B - Consultation du CSE sur le DUERP

A compter du 31 mars 2022,  dans les entreprises de 50 salariés et plus, l'employeur devra consulter le CSE  sur le DUERP (L. 4121-3 CT). En somme, le CSE pourra rendre un avis motivé sur le contenu du DUERP comme par exemple : 

  • La pertinence et la fiabilité des méthodes et les outils utilisés pour l’évaluation des risques ; 
  • Le recensement des risques professionnels ;
  • La cotation du risque par l’employeur ;
  • L’efficacité des mesures de prévention ;
  • Etc.

3 - Cadrage du programme annuel de prévention des risques professionnels

Aujourd’hui, dans les entreprises d’au moins 50 salariés, l'employeur doit consulter chaque année le CSE sur le programme annuel de prévention des risques professionnels et d’amélioration des conditions de travail (PAPRIPACT). Logiquement, les mesures de prévention prévues pour l’année à venir doivent résulter de l’évaluation des risques réalisée en amont. Finalement, cette pratique de bon sens est intégrée dans la loi Santé au travail. D'autant plus que les nouvelles dispositions réglementaires instituent un cadrage du plan annuel de prévention des risques professionnels. En effet,  ce dernier devra comporter des données obligatoires. 

A - Pour les entreprises de 50 salariés et plus 

Dans le futur, le DUERP devra aboutir à un programme annuel de prévention des risques professionnels et d’amélioration des conditions de travail pour l'année à venir. A cette fin, il comprendra :

  • La liste détaillée des mesures  de prévention devant être prises au cours de l’année à venir, les  conditions d’exécution, les indicateurs de résultat et l’estimation de son coût ;
  • Les ressources mobilisées par l’entreprise ;
  • Le calendrier de mise en œuvre ;

Le CSE sera consulté sur le plan annuel de prévention des risques.

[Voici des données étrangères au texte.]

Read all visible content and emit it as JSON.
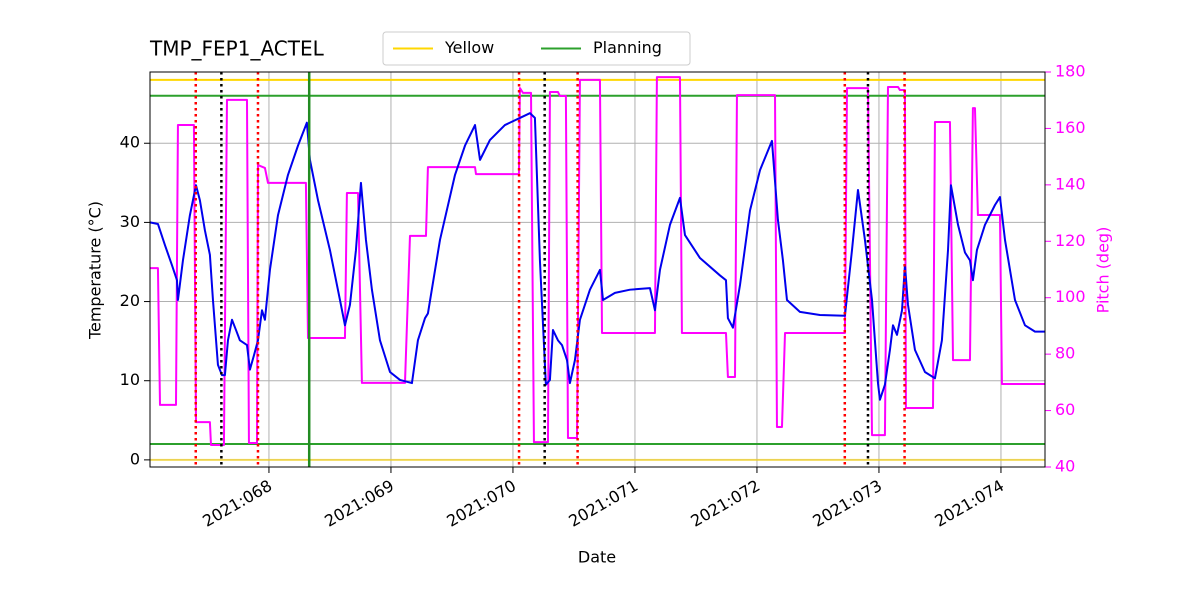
{
  "chart_data": {
    "type": "line",
    "title": "TMP_FEP1_ACTEL",
    "xlabel": "Date",
    "ylabel": "Temperature (°C)",
    "y2label": "Pitch (deg)",
    "xlim": [
      67.025,
      74.361
    ],
    "ylim": [
      -0.9,
      49
    ],
    "y2lim": [
      40,
      180
    ],
    "xticks": [
      {
        "value": 68,
        "label": "2021:068"
      },
      {
        "value": 69,
        "label": "2021:069"
      },
      {
        "value": 70,
        "label": "2021:070"
      },
      {
        "value": 71,
        "label": "2021:071"
      },
      {
        "value": 72,
        "label": "2021:072"
      },
      {
        "value": 73,
        "label": "2021:073"
      },
      {
        "value": 74,
        "label": "2021:074"
      }
    ],
    "yticks": [
      0,
      10,
      20,
      30,
      40
    ],
    "y2ticks": [
      40,
      60,
      80,
      100,
      120,
      140,
      160,
      180
    ],
    "grid": true,
    "legend": "top",
    "series": [
      {
        "color": "#0000ee",
        "x": [
          67.025,
          67.09,
          67.148,
          67.205,
          67.246,
          67.254,
          67.295,
          67.352,
          67.402,
          67.434,
          67.475,
          67.516,
          67.541,
          67.582,
          67.615,
          67.639,
          67.664,
          67.697,
          67.73,
          67.762,
          67.82,
          67.844,
          67.877,
          67.91,
          67.943,
          67.967,
          68.008,
          68.074,
          68.156,
          68.238,
          68.311,
          68.336,
          68.402,
          68.5,
          68.582,
          68.623,
          68.664,
          68.713,
          68.754,
          68.795,
          68.844,
          68.91,
          68.992,
          69.074,
          69.172,
          69.221,
          69.279,
          69.303,
          69.402,
          69.525,
          69.607,
          69.689,
          69.73,
          69.811,
          69.934,
          70.057,
          70.139,
          70.18,
          70.221,
          70.27,
          70.303,
          70.328,
          70.369,
          70.402,
          70.443,
          70.467,
          70.508,
          70.549,
          70.631,
          70.713,
          70.738,
          70.836,
          70.959,
          71.123,
          71.164,
          71.205,
          71.287,
          71.369,
          71.41,
          71.533,
          71.697,
          71.746,
          71.762,
          71.803,
          71.861,
          71.943,
          72.025,
          72.123,
          72.172,
          72.213,
          72.246,
          72.352,
          72.516,
          72.721,
          72.779,
          72.828,
          72.885,
          72.943,
          72.992,
          73.008,
          73.049,
          73.09,
          73.115,
          73.148,
          73.189,
          73.213,
          73.238,
          73.295,
          73.377,
          73.459,
          73.516,
          73.566,
          73.59,
          73.648,
          73.705,
          73.746,
          73.77,
          73.803,
          73.869,
          73.951,
          73.992,
          74.033,
          74.115,
          74.197,
          74.279,
          74.361
        ],
        "values": [
          30.0,
          29.8,
          27.1,
          24.6,
          22.7,
          20.2,
          25.2,
          30.9,
          34.7,
          32.8,
          29.0,
          25.9,
          20.2,
          12.0,
          10.7,
          10.7,
          15.1,
          17.7,
          16.4,
          15.1,
          14.5,
          11.4,
          13.2,
          15.1,
          18.9,
          17.7,
          24.0,
          30.9,
          36.0,
          39.7,
          42.6,
          37.9,
          32.8,
          26.5,
          20.2,
          17.0,
          19.6,
          26.5,
          35.0,
          27.8,
          21.5,
          15.1,
          11.1,
          10.1,
          9.7,
          15.1,
          17.9,
          18.5,
          27.8,
          36.0,
          39.7,
          42.3,
          37.9,
          40.4,
          42.3,
          43.2,
          43.8,
          43.2,
          25.2,
          9.5,
          10.1,
          16.4,
          15.1,
          14.5,
          12.6,
          9.7,
          12.6,
          17.7,
          21.5,
          24.0,
          20.2,
          21.1,
          21.5,
          21.7,
          18.9,
          24.0,
          29.7,
          33.1,
          28.4,
          25.5,
          23.3,
          22.7,
          17.9,
          16.7,
          22.1,
          31.5,
          36.6,
          40.3,
          30.3,
          25.2,
          20.2,
          18.7,
          18.3,
          18.2,
          26.5,
          34.1,
          27.8,
          20.2,
          9.7,
          7.6,
          9.5,
          13.9,
          17.0,
          15.8,
          18.9,
          24.6,
          19.6,
          13.9,
          11.1,
          10.3,
          15.1,
          26.5,
          34.7,
          29.7,
          26.2,
          25.2,
          22.7,
          26.5,
          29.7,
          32.2,
          33.2,
          27.8,
          20.2,
          17.0,
          16.2,
          16.2
        ]
      },
      {
        "color": "#ff00ff",
        "axis": "y2",
        "x": [
          67.025,
          67.09,
          67.107,
          67.238,
          67.254,
          67.385,
          67.402,
          67.516,
          67.525,
          67.631,
          67.656,
          67.82,
          67.836,
          67.902,
          67.91,
          67.967,
          67.992,
          68.303,
          68.32,
          68.623,
          68.639,
          68.73,
          68.762,
          69.115,
          69.156,
          69.287,
          69.303,
          69.689,
          69.697,
          70.049,
          70.057,
          70.082,
          70.148,
          70.172,
          70.287,
          70.303,
          70.369,
          70.385,
          70.434,
          70.451,
          70.525,
          70.549,
          70.713,
          70.73,
          71.164,
          71.18,
          71.369,
          71.385,
          71.746,
          71.762,
          71.82,
          71.836,
          72.148,
          72.164,
          72.205,
          72.23,
          72.721,
          72.738,
          72.91,
          72.943,
          73.049,
          73.074,
          73.156,
          73.172,
          73.213,
          73.221,
          73.443,
          73.459,
          73.582,
          73.607,
          73.746,
          73.77,
          73.787,
          73.811,
          73.992,
          74.008,
          74.361
        ],
        "values": [
          110.5,
          110.5,
          62.0,
          62.0,
          161.2,
          161.2,
          55.9,
          55.9,
          47.8,
          47.8,
          170.1,
          170.1,
          48.5,
          48.5,
          147.0,
          146.0,
          140.7,
          140.7,
          85.7,
          85.7,
          137.1,
          137.1,
          69.8,
          69.8,
          121.9,
          121.9,
          146.3,
          146.3,
          143.8,
          143.8,
          174.3,
          172.6,
          172.6,
          48.8,
          48.8,
          172.9,
          172.9,
          171.5,
          171.5,
          50.3,
          50.3,
          177.2,
          177.2,
          87.5,
          87.5,
          178.2,
          178.2,
          87.5,
          87.5,
          71.9,
          71.9,
          171.8,
          171.8,
          54.2,
          54.2,
          87.5,
          87.5,
          174.3,
          174.3,
          51.3,
          51.3,
          174.7,
          174.7,
          173.6,
          173.6,
          60.9,
          60.9,
          162.3,
          162.3,
          77.9,
          77.9,
          167.2,
          167.2,
          129.3,
          129.3,
          69.4,
          69.4
        ]
      }
    ],
    "limits": [
      {
        "name": "Yellow",
        "color": "#ffd700",
        "values": [
          48,
          0
        ]
      },
      {
        "name": "Planning",
        "color": "#2ca02c",
        "values": [
          46,
          2
        ]
      }
    ],
    "vlines": [
      {
        "x": 68.33,
        "color": "#228b22",
        "style": "solid"
      },
      {
        "x": 67.4,
        "color": "#ff0000",
        "style": "dotted"
      },
      {
        "x": 67.91,
        "color": "#ff0000",
        "style": "dotted"
      },
      {
        "x": 70.05,
        "color": "#ff0000",
        "style": "dotted"
      },
      {
        "x": 70.53,
        "color": "#ff0000",
        "style": "dotted"
      },
      {
        "x": 72.72,
        "color": "#ff0000",
        "style": "dotted"
      },
      {
        "x": 73.21,
        "color": "#ff0000",
        "style": "dotted"
      },
      {
        "x": 67.61,
        "color": "#000000",
        "style": "dotted"
      },
      {
        "x": 70.26,
        "color": "#000000",
        "style": "dotted"
      },
      {
        "x": 72.91,
        "color": "#000000",
        "style": "dotted"
      }
    ]
  }
}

B - Pour les entreprises de moins de 50 salariés 

A l'avenir, le DUERP devra conduire à la définition d’actions prévention des risques et de protection. La liste de ces actions sera consignée dans le DUERP et ses mises à jour. L'obligation de consulter  le CSE pour les TPE et les PME de moins de 50 salariés, prévue dans le texte initial,  a été supprimée par le Sénat. 

 

Consultations du CSE au sujet du DUER (à partir du 31 mars 2022)

Loi du 2 août 2021 pour renforcer la prévention de santé au travail

4 - Conservation, accès , dépôt dématérialisé et transmission du DUERP

A l’avenir, l'employeur  devra conserver le DUERP, dans ses versions successives pendant une durée 40 ans. De plus, il sera tenu à disposition des travailleurs, des anciens travailleurs et de toute personne ou instance pouvant justifier d’un intérêt à y avoir accès. Finalement, cette nouvelle disposition permettra la traçabilité et l'archivage des données concernant l'exposition aux risques des travailleurs.( un  décret en conseil d’Etat fixera les modalités de conservation, la mise à disposition du document et la liste des personnes ou des instances concernées).  

Enfin, la loi prévoit que l’employeur dépose le DUERP dématérialisé et ses mises à jour sur un portail dédié,  à compter du 1er juillet 2023 pour  les entreprises d’au moins 150 salariés et au plus tard au 1er juillet 2024 pour celles de moins de 150 salariés. Lors de chaque mise à jour , l’employeur le transmet  au service de prévention et de santé au travail auquel il adhère.